Even as states rush to embrace Bush's vision of "21st-century learning," the National Education Policy Center this week released a new policy paper on virtual K-12 education. Researcher Gene Glass and colleagues noted that one of the biggest issues dogging virtual K-12 education is "authenticity of student work." That cheating would be a problem in classes where there are only computers and no teachers seems sort of obvious. Anyone could be doing the work and taking the tests in those classes, after all. And there's little to prevent kids from simply Googling their way to an A.

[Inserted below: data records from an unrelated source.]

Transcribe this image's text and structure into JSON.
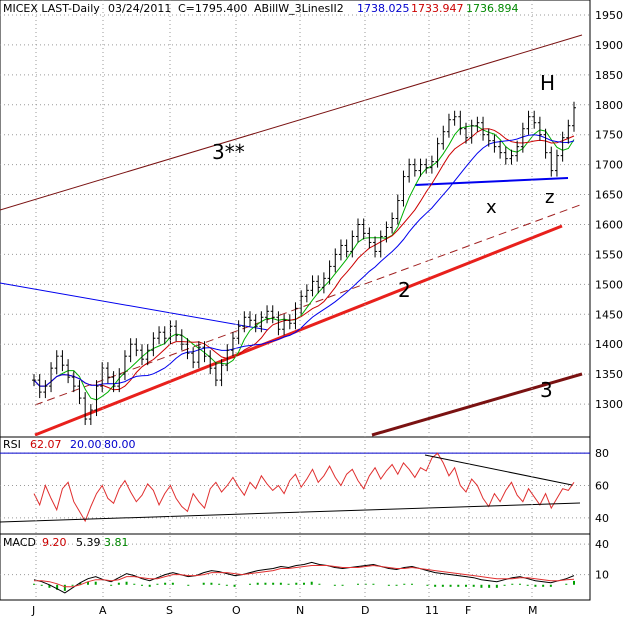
{
  "header": {
    "symbol": "MICEX LAST-Daily",
    "date": "03/24/2011",
    "close_label": "C=1795.400",
    "indicator": "ABillW_3LinesII2",
    "ind_v1": "1738.025",
    "ind_v2": "1733.947",
    "ind_v3": "1736.894"
  },
  "rsi_header": {
    "label": "RSI",
    "value": "62.07",
    "low": "20.00",
    "high": "80.00"
  },
  "macd_header": {
    "label": "MACD",
    "v1": "9.20",
    "v2": "5.39",
    "v3": "3.81"
  },
  "colors": {
    "grid": "#9a9a9a",
    "price_bars": "#000000",
    "ma_fast": "#00b000",
    "ma_mid": "#cc0000",
    "ma_slow": "#0000ee",
    "trendline_red": "#e8201c",
    "trendline_dark": "#7a1212",
    "rsi_line": "#e03030",
    "macd_line": "#000000",
    "macd_signal": "#e03030",
    "macd_hist": "#00a000",
    "annotation": "#e8201c"
  },
  "annotations": {
    "h": "H",
    "x": "x",
    "z": "z",
    "line_3ss": "3**",
    "line_2": "2",
    "line_3": "3"
  },
  "chart_data": [
    {
      "type": "line",
      "panel": "price",
      "ylim": [
        1245,
        1975
      ],
      "y_ticks": [
        1300,
        1350,
        1400,
        1450,
        1500,
        1550,
        1600,
        1650,
        1700,
        1750,
        1800,
        1850,
        1900,
        1950
      ],
      "x_ticks": [
        "J",
        "A",
        "S",
        "O",
        "N",
        "D",
        "11",
        "F",
        "M"
      ],
      "series": [
        {
          "values": [
            1340,
            1320,
            1330,
            1360,
            1380,
            1365,
            1345,
            1330,
            1310,
            1275,
            1290,
            1330,
            1360,
            1345,
            1330,
            1350,
            1380,
            1400,
            1390,
            1375,
            1390,
            1410,
            1420,
            1410,
            1430,
            1415,
            1400,
            1385,
            1370,
            1395,
            1380,
            1360,
            1340,
            1365,
            1390,
            1410,
            1430,
            1445,
            1440,
            1430,
            1445,
            1455,
            1445,
            1425,
            1440,
            1435,
            1460,
            1480,
            1490,
            1505,
            1495,
            1510,
            1530,
            1550,
            1565,
            1555,
            1580,
            1600,
            1585,
            1570,
            1555,
            1580,
            1595,
            1610,
            1640,
            1680,
            1700,
            1690,
            1700,
            1695,
            1705,
            1735,
            1755,
            1775,
            1780,
            1760,
            1745,
            1765,
            1770,
            1750,
            1740,
            1730,
            1720,
            1710,
            1715,
            1730,
            1760,
            1780,
            1770,
            1750,
            1720,
            1690,
            1715,
            1745,
            1765,
            1795
          ]
        }
      ]
    },
    {
      "type": "line",
      "panel": "RSI",
      "ylim": [
        30,
        90
      ],
      "y_ticks": [
        40,
        60,
        80
      ],
      "reference_levels": [
        20,
        80
      ],
      "series": [
        {
          "values": [
            55,
            48,
            60,
            52,
            45,
            58,
            62,
            50,
            44,
            38,
            47,
            55,
            60,
            52,
            49,
            58,
            63,
            56,
            50,
            54,
            61,
            57,
            48,
            55,
            60,
            52,
            47,
            44,
            55,
            50,
            46,
            58,
            62,
            56,
            60,
            65,
            59,
            54,
            62,
            58,
            66,
            61,
            57,
            60,
            55,
            63,
            67,
            59,
            64,
            70,
            62,
            66,
            72,
            65,
            60,
            67,
            70,
            63,
            58,
            66,
            71,
            64,
            69,
            73,
            67,
            74,
            70,
            65,
            71,
            69,
            77,
            80,
            74,
            66,
            71,
            60,
            56,
            64,
            60,
            52,
            47,
            55,
            50,
            57,
            62,
            54,
            50,
            58,
            53,
            48,
            55,
            46,
            52,
            58,
            57,
            62
          ]
        }
      ]
    },
    {
      "type": "bar",
      "panel": "MACD",
      "ylim": [
        -15,
        50
      ],
      "y_ticks": [
        10,
        40
      ],
      "series": [
        {
          "name": "MACD",
          "values": [
            5,
            3,
            0,
            -4,
            -8,
            -3,
            2,
            6,
            8,
            5,
            3,
            7,
            11,
            9,
            6,
            4,
            7,
            10,
            12,
            10,
            8,
            9,
            12,
            14,
            13,
            11,
            9,
            10,
            12,
            14,
            15,
            16,
            18,
            17,
            19,
            20,
            22,
            20,
            19,
            17,
            16,
            17,
            18,
            19,
            20,
            18,
            16,
            15,
            17,
            18,
            16,
            14,
            12,
            11,
            10,
            9,
            8,
            7,
            5,
            4,
            3,
            5,
            7,
            8,
            6,
            4,
            3,
            2,
            4,
            6,
            9
          ]
        },
        {
          "name": "Signal",
          "values": [
            4,
            4,
            3,
            1,
            -2,
            -2,
            0,
            3,
            5,
            5,
            4,
            5,
            8,
            8,
            7,
            6,
            6,
            8,
            10,
            10,
            9,
            9,
            10,
            12,
            12,
            12,
            11,
            10,
            11,
            12,
            13,
            14,
            16,
            16,
            17,
            18,
            19,
            19,
            19,
            18,
            17,
            17,
            17,
            18,
            19,
            18,
            17,
            16,
            16,
            17,
            16,
            15,
            14,
            13,
            12,
            11,
            10,
            9,
            8,
            7,
            6,
            6,
            6,
            7,
            7,
            6,
            5,
            4,
            4,
            5,
            5.4
          ]
        },
        {
          "name": "Histogram",
          "values": [
            1,
            -1,
            -3,
            -5,
            -6,
            -1,
            2,
            3,
            3,
            0,
            -1,
            2,
            3,
            1,
            -1,
            -2,
            1,
            2,
            2,
            0,
            -1,
            0,
            2,
            2,
            1,
            -1,
            -2,
            0,
            1,
            2,
            2,
            2,
            2,
            1,
            2,
            2,
            3,
            1,
            0,
            -1,
            -1,
            0,
            1,
            1,
            1,
            0,
            -1,
            -1,
            1,
            1,
            0,
            -1,
            -2,
            -2,
            -2,
            -2,
            -2,
            -2,
            -3,
            -3,
            -3,
            -1,
            1,
            1,
            -1,
            -2,
            -2,
            -2,
            0,
            1,
            3.8
          ]
        }
      ]
    }
  ]
}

Glass cites a school in Ohio run by K12 Inc., a large for-profit online provider, in which about half the students were discovered not to even own a computer, raising serious questions about how they were completing all the work they'd supposedly done. They also highlight the case of North High School in Denver, which earlier this year was profiled by the alt-weekly Westword in a story that suggested the school was allowing students to cheat on online classes for "credit recovery" that allowed them to graduate and boost the school's dismal profile.
In 2010, the school's graduation rate, previously among the worst in the state at 48 percent, soared to 64 percent after the online credit recovery classes had been implemented. But Westword didn't find that the online classes were just so fabulous that kids embraced them and suddenly succeeded where they'd failed in a regular classroom. Instead, they found multiple instances where the students weren't doing any of the coursework in the classes at all but were passing their final exams with flying colors.
Former school staffers reported that students were using their iPhones to find the answers to the multiple-choice questions. Others simply took the tests over and over again (which they could do online) until they figured out the right answers through the process of elimination, and then passed the answers on to friends. The company providing the online classes at North High? Apex Learning, one of the major donors to Jeb Bush's digital-ed lobbying campaign. Is it any wonder Bush doesn't want to talk about cheating?